How can I achieve that?


Solution

  • You have a few options. The simplest is to create a single State object, and synchronize it with the lock statement:

    State state = new();
    
    Parallel.ForEach(folders, parallelOptions, folder =>
    {
        string content = File.ReadAllText(folder);
        string result;
        lock (state) { result = state.DoSomething(content); }
        File.WriteAllText(outputFile, result);
    });
    

    I assume that this is not viable because the DoSomething method is time consuming, and synchronizing it will defeat the purpose of parallelization.

    Another option is to use a ThreadLocal<State>. This class provides a thread-local storage of data, so the number of State objects created will be equal to the number of threads employed by the Parallel.ForEach.
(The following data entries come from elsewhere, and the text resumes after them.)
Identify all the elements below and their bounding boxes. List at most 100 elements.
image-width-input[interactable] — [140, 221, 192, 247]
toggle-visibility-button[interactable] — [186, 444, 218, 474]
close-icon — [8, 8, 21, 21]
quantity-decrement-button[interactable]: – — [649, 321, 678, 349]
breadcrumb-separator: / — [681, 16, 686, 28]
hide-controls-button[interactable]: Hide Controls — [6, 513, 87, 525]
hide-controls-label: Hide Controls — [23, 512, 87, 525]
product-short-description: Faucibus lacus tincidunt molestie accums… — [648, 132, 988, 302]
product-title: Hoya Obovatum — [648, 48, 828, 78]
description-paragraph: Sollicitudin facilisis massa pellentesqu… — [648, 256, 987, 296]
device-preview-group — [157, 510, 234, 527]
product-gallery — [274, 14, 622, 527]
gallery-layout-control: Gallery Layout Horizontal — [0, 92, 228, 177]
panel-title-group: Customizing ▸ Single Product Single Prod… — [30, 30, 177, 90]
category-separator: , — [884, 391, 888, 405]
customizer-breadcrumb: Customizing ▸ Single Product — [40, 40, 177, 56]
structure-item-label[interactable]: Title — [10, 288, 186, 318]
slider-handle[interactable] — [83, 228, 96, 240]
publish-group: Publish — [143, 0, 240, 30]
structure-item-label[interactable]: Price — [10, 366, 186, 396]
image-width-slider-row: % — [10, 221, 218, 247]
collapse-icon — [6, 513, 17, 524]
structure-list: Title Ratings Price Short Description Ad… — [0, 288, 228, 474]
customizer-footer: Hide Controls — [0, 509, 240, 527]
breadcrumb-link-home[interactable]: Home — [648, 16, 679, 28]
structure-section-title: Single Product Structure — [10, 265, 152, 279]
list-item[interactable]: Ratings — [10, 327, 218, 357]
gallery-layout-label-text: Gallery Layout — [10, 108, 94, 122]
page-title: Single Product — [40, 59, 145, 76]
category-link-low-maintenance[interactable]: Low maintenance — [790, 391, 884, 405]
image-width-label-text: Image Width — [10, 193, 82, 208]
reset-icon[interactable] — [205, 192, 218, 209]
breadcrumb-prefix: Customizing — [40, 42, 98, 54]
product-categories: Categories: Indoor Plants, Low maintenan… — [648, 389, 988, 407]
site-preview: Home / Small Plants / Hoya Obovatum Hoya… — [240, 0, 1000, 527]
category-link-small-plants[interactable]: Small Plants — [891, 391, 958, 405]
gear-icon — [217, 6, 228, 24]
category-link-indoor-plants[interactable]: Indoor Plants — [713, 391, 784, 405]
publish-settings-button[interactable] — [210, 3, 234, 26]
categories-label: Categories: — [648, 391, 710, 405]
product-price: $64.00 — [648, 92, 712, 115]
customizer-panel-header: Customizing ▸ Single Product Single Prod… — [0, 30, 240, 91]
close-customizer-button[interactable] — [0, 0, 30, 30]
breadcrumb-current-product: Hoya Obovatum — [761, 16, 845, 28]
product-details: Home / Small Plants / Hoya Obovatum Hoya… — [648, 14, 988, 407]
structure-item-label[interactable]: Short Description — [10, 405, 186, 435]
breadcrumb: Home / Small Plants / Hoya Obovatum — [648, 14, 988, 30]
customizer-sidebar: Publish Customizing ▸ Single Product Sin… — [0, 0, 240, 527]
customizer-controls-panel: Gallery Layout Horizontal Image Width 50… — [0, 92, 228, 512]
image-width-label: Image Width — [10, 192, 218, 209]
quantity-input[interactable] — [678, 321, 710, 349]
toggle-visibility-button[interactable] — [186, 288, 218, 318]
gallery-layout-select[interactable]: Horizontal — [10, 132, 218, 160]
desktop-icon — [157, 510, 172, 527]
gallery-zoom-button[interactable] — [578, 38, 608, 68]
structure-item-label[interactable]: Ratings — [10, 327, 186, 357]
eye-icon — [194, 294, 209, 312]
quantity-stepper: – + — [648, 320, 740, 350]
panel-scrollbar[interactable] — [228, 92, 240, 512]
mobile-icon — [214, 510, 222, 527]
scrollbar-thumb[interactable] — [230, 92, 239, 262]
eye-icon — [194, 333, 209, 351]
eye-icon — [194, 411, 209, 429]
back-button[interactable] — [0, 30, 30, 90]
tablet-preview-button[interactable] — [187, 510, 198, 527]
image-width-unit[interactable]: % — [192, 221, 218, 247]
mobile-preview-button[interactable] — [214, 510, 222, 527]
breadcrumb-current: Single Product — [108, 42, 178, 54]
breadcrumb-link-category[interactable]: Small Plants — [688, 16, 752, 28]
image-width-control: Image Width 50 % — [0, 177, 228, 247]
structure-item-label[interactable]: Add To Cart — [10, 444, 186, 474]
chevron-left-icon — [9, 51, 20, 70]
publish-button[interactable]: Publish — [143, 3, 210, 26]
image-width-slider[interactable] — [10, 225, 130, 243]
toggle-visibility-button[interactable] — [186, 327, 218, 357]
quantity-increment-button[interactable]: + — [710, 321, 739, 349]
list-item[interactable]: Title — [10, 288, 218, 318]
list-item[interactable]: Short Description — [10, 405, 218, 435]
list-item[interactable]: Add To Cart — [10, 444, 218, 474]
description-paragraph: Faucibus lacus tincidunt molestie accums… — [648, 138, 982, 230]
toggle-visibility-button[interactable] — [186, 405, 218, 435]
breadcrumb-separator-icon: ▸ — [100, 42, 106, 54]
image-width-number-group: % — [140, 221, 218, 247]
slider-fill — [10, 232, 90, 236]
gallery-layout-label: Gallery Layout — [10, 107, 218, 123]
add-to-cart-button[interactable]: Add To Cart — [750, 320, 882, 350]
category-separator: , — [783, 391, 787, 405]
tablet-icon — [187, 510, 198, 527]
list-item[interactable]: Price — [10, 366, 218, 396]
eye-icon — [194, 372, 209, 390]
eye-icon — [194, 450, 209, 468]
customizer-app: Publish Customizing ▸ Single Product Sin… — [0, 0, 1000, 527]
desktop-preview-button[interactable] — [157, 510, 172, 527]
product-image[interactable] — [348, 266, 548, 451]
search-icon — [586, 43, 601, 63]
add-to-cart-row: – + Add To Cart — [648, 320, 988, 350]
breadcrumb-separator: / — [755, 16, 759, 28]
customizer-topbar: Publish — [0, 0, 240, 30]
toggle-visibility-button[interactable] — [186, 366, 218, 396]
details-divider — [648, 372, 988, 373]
    using ThreadLocal<State> threadLocalState = new(() => new State());
    
    Parallel.ForEach(folders, parallelOptions, folder =>
    {
        string content = File.ReadAllText(folder);
        string result = threadLocalState.Value.DoSomething(content);
        File.WriteAllText(outputFile, result);
    });
    

    This will probably create less State objects than the Parallel.ForEach<TSource, TLocal> overload, but still not equal to the configured MaxDegreeOfParallelism. The Parallel.ForEach uses threads from the ThreadPool, and it is quite possible that it will use all of them during the calculation, provided that the list of folders is sufficiently long. And you have little control over the size of the ThreadPool. So this is not a particularly enticing solution either.

    The third and final option I can think of is to create a pool of State objects, and Rent/Return one in each loop:

    ObjectPool<State> statePool = new(() => new State());
    
    Parallel.ForEach(folders, parallelOptions, folder =>
    {
        State state = statePool.Rent();
        string content = File.ReadAllText(folder);
        string result = state.DoSomething(content);
        File.WriteAllText(outputFile, result);
        statePool.Return(state);
    });
    

    This way the number of the instantiated State objects will be equal to the maximum degree of parallelism.

    The only problem is that there is no ObjectPool<T> class in the standard .NET libraries (there is only an ArrayPool<T> class), so you'll have to find one. Here is a simple implementation based on a ConcurrentBag<T>:

    public class ObjectPool<T> : IEnumerable<T> where T : new()
    {
        private readonly ConcurrentBag<T> _bag = new ConcurrentBag<T>();
        private readonly Func<T> _factory;
    
        public ObjectPool(Func<T> factory = default) => _factory = factory;
    
        public T Rent()
        {
            if (_bag.TryTake(out T obj)) return obj;
            return _factory is not null ? _factory() : new T();
        }
    
        public void Return(T obj) => _bag.Add(obj);
    
        public IEnumerator<T> GetEnumerator() => _bag.GetEnumerator();
        IEnumerator IEnumerable.GetEnumerator() => GetEnumerator();
    }
    

    Update: An ObjectPool<T> class exists in the Microsoft.Extensions.ObjectPool package. It has a slightly different API than the custom ObjectPool<T> implementation shown above.